Profissão Social Media: explorada e autoexplorada

Durante muito tempo eu me senti culpada por diversos acontecimentos na minha carreira que eu achava que estavam fora do meu controle. Mas, não entendia muito bem o que se passava aqui dentro. Conquistei minha independência aos 18 anos, logo no meu primeiro emprego como jornalista. Foi nessa ocasião que eu experimentei o tédio. Fui demitida depois de apresentar sinais de insatisfação. Embora eu quisesse, fiquei surpresa e jurei naquele dia que nunca deixaria ninguém me demitir se eu estivesse incomodada com algo.

Os anos foram se passando e eu caminhando pelo universo digital em funções que eu jamais havia imaginado quando estudava. Quando me dei conta, a minha profissão era social media, a mocinha que sabia tudo sobre redes sociais, construía estratégias e comandava operações. Conforme passava por empresas e agências, me tornei tolerante ao tédio e aos poucos fui reconhecendo quando era a hora de procurar um emprego novo.

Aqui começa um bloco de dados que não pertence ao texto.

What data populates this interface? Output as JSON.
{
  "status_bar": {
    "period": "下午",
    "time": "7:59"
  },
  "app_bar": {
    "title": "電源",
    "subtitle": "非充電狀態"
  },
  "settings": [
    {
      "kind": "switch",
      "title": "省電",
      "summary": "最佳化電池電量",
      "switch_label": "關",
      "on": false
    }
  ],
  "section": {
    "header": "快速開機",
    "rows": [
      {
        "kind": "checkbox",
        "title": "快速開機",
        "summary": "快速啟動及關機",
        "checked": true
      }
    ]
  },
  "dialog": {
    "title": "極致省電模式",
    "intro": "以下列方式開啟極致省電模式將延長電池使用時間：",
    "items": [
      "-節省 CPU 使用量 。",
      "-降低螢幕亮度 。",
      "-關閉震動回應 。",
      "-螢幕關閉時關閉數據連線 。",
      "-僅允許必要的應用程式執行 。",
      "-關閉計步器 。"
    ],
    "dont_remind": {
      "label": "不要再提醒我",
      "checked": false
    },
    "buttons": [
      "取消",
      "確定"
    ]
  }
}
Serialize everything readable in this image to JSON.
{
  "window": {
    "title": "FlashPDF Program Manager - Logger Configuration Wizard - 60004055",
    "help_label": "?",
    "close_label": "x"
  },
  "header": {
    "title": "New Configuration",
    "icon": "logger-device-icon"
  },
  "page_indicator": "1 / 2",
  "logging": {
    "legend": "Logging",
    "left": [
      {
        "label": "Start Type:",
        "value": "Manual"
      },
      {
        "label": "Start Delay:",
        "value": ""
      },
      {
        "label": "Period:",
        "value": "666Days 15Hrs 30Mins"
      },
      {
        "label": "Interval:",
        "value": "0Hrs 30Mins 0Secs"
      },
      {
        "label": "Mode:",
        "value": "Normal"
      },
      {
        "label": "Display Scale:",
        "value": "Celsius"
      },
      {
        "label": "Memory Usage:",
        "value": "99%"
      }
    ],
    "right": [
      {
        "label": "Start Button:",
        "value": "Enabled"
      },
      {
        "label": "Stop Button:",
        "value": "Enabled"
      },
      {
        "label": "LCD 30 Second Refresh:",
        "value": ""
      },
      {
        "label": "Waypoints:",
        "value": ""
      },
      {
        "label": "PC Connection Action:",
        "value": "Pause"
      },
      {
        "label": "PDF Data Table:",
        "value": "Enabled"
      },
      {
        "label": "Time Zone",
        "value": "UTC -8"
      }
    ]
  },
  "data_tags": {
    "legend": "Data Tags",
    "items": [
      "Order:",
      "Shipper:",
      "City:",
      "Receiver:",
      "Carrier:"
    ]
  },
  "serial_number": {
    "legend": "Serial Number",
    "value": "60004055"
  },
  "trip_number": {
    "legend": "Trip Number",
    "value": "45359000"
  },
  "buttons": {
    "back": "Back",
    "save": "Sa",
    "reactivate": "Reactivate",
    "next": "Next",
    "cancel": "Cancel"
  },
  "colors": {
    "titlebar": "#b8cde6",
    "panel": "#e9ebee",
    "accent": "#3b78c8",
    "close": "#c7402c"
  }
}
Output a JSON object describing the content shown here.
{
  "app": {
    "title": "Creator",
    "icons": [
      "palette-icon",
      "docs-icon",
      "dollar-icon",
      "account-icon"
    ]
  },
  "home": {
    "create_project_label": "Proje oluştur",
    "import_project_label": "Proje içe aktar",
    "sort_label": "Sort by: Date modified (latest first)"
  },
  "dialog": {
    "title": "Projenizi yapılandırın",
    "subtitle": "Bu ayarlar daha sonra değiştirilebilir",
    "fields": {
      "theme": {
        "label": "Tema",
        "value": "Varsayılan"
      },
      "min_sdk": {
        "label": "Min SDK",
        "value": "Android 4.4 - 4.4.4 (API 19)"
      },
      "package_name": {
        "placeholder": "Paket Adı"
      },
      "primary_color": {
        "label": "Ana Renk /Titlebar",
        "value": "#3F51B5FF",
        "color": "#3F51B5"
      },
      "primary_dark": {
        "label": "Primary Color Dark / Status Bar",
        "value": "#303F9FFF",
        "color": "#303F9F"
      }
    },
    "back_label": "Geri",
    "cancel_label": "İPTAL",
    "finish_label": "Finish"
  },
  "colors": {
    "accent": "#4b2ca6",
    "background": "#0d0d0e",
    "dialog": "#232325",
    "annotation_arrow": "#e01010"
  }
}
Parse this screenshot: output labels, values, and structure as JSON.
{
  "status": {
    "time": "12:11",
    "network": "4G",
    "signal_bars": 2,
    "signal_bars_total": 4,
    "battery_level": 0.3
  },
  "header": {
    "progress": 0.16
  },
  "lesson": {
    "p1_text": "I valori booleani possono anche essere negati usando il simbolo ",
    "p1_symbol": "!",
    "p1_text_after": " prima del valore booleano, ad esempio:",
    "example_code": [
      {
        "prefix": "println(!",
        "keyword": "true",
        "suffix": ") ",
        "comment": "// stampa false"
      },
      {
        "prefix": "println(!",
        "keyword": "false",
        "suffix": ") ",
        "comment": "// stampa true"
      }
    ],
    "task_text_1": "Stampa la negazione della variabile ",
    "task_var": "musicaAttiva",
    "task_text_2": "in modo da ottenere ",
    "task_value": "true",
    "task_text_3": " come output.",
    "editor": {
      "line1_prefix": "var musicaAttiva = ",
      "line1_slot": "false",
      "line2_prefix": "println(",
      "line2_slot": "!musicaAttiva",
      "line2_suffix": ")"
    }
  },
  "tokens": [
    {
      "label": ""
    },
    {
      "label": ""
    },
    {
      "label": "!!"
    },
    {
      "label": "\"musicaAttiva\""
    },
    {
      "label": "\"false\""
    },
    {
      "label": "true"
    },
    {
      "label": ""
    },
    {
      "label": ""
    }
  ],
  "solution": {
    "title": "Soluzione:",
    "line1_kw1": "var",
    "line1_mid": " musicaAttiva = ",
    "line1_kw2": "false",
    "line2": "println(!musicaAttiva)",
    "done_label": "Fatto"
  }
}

Demorei uma década para compreender o que exatamente causava o meu tédio, que é o estado de falta de estímulo. A sociedade pós-moderna do trabalho nos deu oportunidades que nossos pais nem imaginavam. Lembro-me quando trabalhei em casa, o ano era 2013, algumas pessoas achavam que eu simplesmente não fazia nada só porque não precisava ir todos os dias para o escritório. A autonomia e liberdade conquistada através do notebook, smartphone e a internet, nos dão o bônus e o ônus como social media.

Nos momentos em que me sentia mentalmente esgotada, a minha reação imediata era logo culpar o mercado e as pessoas que construíram um modelo de negócio sem qualquer tipo de cuidado humano. Contratos extremamente baixos, remuneração de equipes com salários vergonhosos, talentos sugados até a última gota de suor sem recebimento de hora extra, demissão de funcionários, mas nunca demissão de clientes tóxicos. Tudo pelo dinheiro, ego ou status. O social media entra em ciclo sistêmico já viciado e manipulado sob a ótica de gestores incompetentes. Nossas habilidades e competências são usadas para que façamos cada vez mais entregas. Entramos na era do social media de alto desempenho. Aquele que consegue fazer o planejamento, criar estratégias, textos, arte, fazer o SAC, configura campanhas, produz relatórios e no final das contas realiza as tarefas de uma equipe inteira, vezes 12 clientes, sendo remunerado com o piso de R$1.250.

A violência que alguns empregadores provocam não são explícitas e elas acabam causando algo muito mais eficiente para os resultados dos negócios do que a própria exploração. Eis que descobri o nome da minha culpa: ela se chama autoexploração e anda bem juntinha da liberdade e autonomia. O social media passa a trabalhar mais do que deveria, mesmo sem receber hora extra, para entregar os relatórios de modo com que não atrase para o cliente que nem vai ler suas análises.

Um trecho do livro Sociedade do Cansaço diz:

“Reagir de imediato e seguir a todo e qualquer impulso já seria uma doença, uma decadência, um sintoma de esgotamento.”

Quando a mente já usou todos os recursos para se manter ativa e comprometida com o desempenho, reagir por impulso é algo constante. É abrir a mensagem no WhatsApp assim que o celular emite um sinal sonoro. É responder o e-mail no mesmo minuto que ele surge na caixa de entrada. A gente se explora sem perceber, sem querer, sem ter a intenção de nos machucar. Todos os dias. O tempo inteiro. Até esgotar.

Da mesma forma que aprendemos a desenvolver nossas atividades técnicas, precisamos reaprender a fazê-las de forma consciente. O esgotamento chega para quem não reconhece o tédio e começa a lutar contra si mesmo. O mais triste é que não existe uma solução tipo receita de bolo que funcione para todo mundo. Cada ser é individual com necessidades, sonhos, medos, vidas e problemas únicos. Por isso mais do que nunca, o social media consciente precisa entrar em ação para identificar o que causa o tédio, quais são os gatilhos da autoexploração e quais são as alternativas que podem contribuir para que o esgotamento dê passagem para o novo, seja ele qual for.